Café passado

Era uma quinta-feira. Acordei, antes do nascer do sol, e fui à cozinha beber um copo d’água. Ao chegar lá, deparei-me com uma pessoa desconhecida, mas estranhamente familiar, a tomar uma xícara de café. Era um adulto jovem, perto dos trinta anos. Também se surpreendeu com a minha presença. Olhamo-nos em silêncio, por algum tempo. Perguntei quem era.

Ele bebeu mais um gole de café. Depois, limpou os lábios com o dorso da mão, olhou-me fixamente e disse:

Eu moro aqui.

Espantou-me sua resposta. Uma nova pergunta veio-me imediatamente à cabeça:

– Como é teu nome?

Ele respondeu:

– Jorge Luís Borges Neto. E o seu?

– Meu nome é Jorge. Jorge Luís Borges – declarei.

O desconhecido sorriu e disse:

– Ah, você foi meu avô. Morreu há uns trinta anos. Esta casa aqui coube-me por herança.

Para disfarçar meu embaraço, dirigi os olhos para a cafeteira vermelha sobre o armário. Só então o cheiro de café passado inundou meu espírito. Quando retornei meu olhar para o intruso, ele me fitava e sorvia o café na xícara amarela de porcelana, a qual segurava com as duas mãos. Ele desviou sua atenção para a toalha de mesa, feita com tecido de estampa quadriculada, como um tabuleiro de xadrez, mas nas cores branca e verde. Depois, depositou a xícara no pires.

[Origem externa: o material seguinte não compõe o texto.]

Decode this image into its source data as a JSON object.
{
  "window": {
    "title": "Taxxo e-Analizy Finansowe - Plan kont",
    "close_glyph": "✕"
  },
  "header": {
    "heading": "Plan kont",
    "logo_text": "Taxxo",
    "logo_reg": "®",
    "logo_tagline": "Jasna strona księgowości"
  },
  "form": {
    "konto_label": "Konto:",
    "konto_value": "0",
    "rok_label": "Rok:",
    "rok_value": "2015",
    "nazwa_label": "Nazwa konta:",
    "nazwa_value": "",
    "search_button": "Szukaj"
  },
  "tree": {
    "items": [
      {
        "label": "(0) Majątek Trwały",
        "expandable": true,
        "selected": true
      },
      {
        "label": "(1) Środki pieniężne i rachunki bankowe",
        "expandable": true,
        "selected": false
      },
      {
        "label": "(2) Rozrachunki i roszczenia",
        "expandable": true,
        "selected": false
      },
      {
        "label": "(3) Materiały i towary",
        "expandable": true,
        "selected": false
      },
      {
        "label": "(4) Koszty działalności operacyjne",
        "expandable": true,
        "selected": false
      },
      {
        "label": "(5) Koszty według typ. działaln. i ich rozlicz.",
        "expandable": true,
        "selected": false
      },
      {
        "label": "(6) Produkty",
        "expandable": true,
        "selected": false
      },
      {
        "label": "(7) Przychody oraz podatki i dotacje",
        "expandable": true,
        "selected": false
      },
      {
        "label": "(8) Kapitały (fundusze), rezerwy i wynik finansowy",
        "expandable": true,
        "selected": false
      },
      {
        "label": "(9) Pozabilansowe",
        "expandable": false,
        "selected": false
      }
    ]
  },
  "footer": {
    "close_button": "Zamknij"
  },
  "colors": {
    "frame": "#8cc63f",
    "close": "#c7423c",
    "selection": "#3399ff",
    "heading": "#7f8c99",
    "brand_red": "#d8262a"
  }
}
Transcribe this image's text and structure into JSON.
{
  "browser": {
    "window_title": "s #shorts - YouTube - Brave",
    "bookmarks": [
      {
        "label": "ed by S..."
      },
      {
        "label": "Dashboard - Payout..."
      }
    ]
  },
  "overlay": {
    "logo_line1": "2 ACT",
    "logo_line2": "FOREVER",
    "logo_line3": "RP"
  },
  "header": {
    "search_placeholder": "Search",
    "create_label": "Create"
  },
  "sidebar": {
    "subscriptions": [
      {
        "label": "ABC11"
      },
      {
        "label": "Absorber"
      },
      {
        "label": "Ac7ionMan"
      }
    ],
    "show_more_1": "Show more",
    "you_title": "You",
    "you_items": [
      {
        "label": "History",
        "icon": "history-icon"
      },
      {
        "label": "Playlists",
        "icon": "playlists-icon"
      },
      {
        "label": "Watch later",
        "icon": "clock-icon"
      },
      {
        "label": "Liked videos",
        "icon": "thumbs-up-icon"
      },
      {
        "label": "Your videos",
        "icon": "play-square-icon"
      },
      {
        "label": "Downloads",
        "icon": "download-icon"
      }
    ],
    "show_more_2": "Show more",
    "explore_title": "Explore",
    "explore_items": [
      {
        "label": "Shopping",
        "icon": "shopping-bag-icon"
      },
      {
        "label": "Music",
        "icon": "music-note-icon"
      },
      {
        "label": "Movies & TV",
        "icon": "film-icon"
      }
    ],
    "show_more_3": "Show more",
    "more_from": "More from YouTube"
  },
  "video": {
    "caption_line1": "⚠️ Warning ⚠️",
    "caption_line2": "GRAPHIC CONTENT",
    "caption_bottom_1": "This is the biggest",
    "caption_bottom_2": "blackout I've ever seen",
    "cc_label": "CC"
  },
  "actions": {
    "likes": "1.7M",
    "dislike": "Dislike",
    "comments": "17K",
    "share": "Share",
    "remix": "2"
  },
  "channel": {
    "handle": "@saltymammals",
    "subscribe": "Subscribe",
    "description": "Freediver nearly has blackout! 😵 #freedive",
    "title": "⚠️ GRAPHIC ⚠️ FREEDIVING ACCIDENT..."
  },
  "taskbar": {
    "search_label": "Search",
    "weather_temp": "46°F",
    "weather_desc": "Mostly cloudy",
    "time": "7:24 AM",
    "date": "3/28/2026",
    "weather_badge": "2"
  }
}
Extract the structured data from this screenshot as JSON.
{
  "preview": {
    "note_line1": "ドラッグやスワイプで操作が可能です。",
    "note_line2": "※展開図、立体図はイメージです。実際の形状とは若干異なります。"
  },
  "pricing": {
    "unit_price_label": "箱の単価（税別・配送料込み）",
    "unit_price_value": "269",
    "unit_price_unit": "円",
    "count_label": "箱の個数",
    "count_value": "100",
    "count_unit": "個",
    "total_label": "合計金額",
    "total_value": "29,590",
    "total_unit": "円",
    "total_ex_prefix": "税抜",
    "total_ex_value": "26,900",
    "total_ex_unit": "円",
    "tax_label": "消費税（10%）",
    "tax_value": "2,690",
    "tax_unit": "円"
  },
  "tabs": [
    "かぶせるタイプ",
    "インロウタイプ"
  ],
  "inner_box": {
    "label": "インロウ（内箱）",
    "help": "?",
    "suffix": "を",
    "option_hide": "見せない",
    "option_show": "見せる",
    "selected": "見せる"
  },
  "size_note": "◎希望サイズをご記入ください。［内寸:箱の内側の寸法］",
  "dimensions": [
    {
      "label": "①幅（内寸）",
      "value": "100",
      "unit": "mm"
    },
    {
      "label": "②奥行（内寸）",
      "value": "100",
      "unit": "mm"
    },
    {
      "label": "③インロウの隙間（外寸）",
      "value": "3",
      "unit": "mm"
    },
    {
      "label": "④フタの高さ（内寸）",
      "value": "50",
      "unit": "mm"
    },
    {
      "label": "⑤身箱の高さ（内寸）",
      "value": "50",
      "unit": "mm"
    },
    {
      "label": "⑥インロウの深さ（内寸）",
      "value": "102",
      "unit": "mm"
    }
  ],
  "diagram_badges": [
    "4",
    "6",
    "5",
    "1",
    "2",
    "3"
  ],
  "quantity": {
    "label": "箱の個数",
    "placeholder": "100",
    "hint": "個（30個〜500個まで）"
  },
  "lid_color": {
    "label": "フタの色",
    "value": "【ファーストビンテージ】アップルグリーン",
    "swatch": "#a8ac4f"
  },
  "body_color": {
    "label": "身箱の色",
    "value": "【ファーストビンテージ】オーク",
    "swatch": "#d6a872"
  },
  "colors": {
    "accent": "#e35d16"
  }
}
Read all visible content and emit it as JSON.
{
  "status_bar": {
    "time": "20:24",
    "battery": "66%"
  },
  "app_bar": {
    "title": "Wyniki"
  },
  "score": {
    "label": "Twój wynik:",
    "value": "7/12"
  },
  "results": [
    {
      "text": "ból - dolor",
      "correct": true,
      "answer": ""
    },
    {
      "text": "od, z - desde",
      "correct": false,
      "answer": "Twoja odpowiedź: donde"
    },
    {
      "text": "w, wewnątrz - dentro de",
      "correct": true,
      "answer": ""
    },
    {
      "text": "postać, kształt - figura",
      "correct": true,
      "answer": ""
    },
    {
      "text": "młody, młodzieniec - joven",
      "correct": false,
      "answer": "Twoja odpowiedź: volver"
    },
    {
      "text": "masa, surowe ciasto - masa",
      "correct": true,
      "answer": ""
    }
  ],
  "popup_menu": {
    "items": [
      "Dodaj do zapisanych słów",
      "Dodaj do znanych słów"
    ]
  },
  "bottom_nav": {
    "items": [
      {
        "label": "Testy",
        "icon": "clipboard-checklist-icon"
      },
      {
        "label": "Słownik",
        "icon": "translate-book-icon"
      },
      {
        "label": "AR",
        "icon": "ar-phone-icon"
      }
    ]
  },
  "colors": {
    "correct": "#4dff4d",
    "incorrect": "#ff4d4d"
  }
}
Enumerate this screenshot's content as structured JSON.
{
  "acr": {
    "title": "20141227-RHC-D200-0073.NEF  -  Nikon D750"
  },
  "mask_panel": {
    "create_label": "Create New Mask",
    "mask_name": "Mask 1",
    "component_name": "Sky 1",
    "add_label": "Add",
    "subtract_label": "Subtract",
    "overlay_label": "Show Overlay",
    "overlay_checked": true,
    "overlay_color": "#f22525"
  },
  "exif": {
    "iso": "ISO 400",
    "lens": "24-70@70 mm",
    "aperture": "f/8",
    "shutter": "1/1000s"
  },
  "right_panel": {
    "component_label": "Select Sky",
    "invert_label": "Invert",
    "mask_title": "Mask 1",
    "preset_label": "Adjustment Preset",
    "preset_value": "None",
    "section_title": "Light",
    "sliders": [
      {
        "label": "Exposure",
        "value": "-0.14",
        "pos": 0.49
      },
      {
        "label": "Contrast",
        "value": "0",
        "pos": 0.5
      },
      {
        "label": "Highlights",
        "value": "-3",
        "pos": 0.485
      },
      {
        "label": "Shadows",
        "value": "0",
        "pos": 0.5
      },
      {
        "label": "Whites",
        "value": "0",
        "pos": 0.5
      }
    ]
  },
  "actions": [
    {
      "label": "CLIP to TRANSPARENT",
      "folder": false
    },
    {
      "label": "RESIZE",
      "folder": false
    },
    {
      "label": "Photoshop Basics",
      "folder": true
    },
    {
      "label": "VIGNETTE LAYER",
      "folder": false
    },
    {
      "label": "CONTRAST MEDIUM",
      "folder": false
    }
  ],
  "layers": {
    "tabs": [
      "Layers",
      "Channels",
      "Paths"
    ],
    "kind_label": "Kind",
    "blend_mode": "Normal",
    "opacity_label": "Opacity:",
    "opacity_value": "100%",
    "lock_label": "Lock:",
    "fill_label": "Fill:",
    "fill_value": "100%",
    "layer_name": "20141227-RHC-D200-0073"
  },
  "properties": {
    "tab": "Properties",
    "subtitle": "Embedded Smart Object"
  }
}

– Posso me servir? – perguntei.

Com um leve sorriso no canto direito dos lábios, ele retrucou:

– Sim. A casa é sua.

Sua ironia me afetou. Abri o armário superior e escolhi uma xícara igual à do outro. Devagar, para não acusar meu assombro, transferi o aromático líquido para o recipiente. Ao primeiro gole, reconheci que o café estava no ponto: aroma, sabor e temperatura bem ao meu gosto. Permaneci em pé, não me senti à vontade para sentar à mesa e ficar mais próximo do interlocutor, com os olhos a se cruzarem em um mesmo nível, com o risco de nossos pés se tocarem sob a mesa, por descuido.

– Jovem, se me permites, preciso apontar que esta situação é no mínimo insólita. Como podes ser meu neto, se eu nunca tive filhos? – indaguei.

Sem demonstrar abalo diante de minha inquirição, ele sorveu mais um gole de café. Ao depositar novamente a xícara sobre a mesa, fitou-me e disse:

– É o que ainda pensas, pois morreste com essa certeza. Não geraste filhos com tua esposa; porém, podes afirmar, resoluto, que nunca houve aventuras nas tuas andanças pelo mundo, admirado e aclamado como o grande escritor que foste?

Dessa vez, não consegui disfarçar meu desconforto com tal atrevimento (nem minha dúvida em relação a seu questionamento). Tomei mais um gole de café, balancei a cabeça em desaprovação e despejei o restante do líquido na pia.

– O café está fraco para meu paladar. Também está um pouco morno – declarei, incomodado com minha voz um pouco acima do tom normal.

Para retomar o autocontrole, coloquei um pouco de detergente na esponja e lavei a xícara e o pires. O café, antes despejado na pia, diluiu-se na água espumosa. Não havia mais resquícios visíveis de seu consumo, mas seu sabor agradável permanecia como tatuagem em minha garganta.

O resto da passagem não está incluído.